Self-Supervised Polyp Re-Identification in Colonoscopy
Yotam Intrator, Natalie Aizenberg, Amir Livne, Ehud Rivlin, Roman Goldenberg
TL;DR
The paper tackles the challenge of long-term polyp tracking in colonoscopy to support CADx and automated reporting by introducing a self-supervised, appearance-based ReID framework. It combines an early-fusion, transformer-based multi-view tracklet encoder with a SimCLR-style contrastive objective, and also explores a single-frame representation, both trained without manual labels; positives derive from temporal views of the same polyp and pseudo-positives are created by splitting tracklets. The approach improves tracklet grouping, reducing fragmentation and enhancing CADx accuracy (e.g., AUROC up to $0.77$ for ReID, CADx AUC up to $0.90$ with ReID vs $0.86$ for tracking), approaching the performance attainable with manually annotated GT. These results demonstrate the practical impact of appearance-based ReID on data aggregation, reporting, and clinical metrics in colonoscopy, while acknowledging limitations when polyp appearance changes during procedures and suggesting broader applications in automated reporting and metric computation.
Abstract
Computer-aided polyp detection (CADe) is becoming a standard, integral part of any modern colonoscopy system.

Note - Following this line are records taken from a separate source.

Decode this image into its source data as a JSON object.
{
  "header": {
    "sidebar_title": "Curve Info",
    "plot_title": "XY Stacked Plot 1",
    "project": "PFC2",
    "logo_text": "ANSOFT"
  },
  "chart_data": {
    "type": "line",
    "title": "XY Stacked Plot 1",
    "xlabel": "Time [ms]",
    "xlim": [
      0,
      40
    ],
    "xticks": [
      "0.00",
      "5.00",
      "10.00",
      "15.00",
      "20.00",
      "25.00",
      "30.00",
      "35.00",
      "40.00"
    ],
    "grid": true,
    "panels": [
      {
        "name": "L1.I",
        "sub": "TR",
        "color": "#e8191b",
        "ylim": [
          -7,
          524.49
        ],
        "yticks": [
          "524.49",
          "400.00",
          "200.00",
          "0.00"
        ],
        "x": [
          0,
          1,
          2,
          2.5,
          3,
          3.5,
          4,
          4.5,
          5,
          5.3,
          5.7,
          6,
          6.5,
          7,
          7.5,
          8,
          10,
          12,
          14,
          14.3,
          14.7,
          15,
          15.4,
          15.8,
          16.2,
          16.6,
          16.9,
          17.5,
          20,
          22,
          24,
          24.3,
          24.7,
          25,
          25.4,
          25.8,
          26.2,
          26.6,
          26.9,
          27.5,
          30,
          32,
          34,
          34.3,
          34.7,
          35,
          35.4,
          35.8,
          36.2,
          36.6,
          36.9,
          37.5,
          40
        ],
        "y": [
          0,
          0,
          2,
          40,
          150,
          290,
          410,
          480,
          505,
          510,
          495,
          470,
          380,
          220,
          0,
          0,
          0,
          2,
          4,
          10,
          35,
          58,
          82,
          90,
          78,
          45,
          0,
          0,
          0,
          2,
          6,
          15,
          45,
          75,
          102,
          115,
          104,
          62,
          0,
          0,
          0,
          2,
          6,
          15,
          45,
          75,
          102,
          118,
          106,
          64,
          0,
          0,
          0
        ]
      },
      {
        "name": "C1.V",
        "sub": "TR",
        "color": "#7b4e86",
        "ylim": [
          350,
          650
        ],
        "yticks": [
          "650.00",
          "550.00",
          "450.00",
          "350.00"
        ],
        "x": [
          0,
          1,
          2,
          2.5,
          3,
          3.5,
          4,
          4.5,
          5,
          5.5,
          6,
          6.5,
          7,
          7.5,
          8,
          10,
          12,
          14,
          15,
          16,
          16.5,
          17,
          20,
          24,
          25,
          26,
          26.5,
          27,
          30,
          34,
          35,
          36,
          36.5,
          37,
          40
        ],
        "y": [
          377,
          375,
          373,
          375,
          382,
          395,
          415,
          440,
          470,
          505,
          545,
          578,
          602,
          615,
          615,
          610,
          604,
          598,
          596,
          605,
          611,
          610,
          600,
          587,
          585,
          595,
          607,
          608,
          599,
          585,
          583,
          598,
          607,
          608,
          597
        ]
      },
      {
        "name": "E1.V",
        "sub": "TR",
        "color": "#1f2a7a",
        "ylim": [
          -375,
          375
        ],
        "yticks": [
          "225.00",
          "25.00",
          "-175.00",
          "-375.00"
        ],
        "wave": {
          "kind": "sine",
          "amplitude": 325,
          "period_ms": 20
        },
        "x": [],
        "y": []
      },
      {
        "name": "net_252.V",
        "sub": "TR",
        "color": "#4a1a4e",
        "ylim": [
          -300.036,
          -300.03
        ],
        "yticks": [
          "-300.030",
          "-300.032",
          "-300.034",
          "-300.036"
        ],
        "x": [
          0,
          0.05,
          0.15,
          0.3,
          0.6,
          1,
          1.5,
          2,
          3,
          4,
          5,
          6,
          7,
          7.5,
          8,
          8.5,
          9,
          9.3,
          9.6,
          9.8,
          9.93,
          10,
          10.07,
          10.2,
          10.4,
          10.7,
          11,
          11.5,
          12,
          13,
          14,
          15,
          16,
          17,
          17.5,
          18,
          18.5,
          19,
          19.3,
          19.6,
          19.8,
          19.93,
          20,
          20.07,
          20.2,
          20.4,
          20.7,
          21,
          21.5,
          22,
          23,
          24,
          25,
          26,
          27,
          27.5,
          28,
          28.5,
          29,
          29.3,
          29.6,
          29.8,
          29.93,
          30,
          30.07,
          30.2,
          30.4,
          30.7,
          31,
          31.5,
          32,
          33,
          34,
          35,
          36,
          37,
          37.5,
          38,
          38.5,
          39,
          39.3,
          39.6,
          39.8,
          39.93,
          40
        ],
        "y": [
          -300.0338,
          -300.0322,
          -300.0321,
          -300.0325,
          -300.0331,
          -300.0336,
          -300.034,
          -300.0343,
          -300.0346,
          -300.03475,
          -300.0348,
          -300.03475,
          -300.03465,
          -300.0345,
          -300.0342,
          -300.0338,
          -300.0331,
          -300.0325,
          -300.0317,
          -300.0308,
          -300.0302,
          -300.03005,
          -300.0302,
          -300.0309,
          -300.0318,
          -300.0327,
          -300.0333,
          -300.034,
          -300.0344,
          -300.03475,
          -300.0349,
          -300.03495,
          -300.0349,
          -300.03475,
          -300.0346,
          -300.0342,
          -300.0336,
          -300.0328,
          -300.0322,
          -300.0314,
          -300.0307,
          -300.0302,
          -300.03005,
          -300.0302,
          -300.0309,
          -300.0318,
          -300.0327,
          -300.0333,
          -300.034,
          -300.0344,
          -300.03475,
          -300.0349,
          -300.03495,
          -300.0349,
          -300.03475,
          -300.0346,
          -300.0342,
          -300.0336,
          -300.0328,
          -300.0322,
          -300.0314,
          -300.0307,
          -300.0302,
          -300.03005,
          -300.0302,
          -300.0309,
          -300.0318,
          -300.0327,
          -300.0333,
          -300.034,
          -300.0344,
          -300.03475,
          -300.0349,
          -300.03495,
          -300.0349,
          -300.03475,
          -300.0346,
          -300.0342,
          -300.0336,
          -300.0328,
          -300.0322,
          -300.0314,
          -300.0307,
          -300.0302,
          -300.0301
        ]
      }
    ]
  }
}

A typical colonoscopy CADe detects a polyp in a single frame and does not track it through the video sequence. Yet, many downstream tasks including polyp characterization (CADx), quality metrics, automatic reporting, require aggregating polyp data from multiple frames. In this work we propose a robust long term polyp tracking method based on re-identification by visual appearance. Our solution uses an attention-based self-supervised ML model, specifically designed to leverage the temporal nature of video input. We quantitatively evaluate method's performance and demonstrate its value for the CADx task.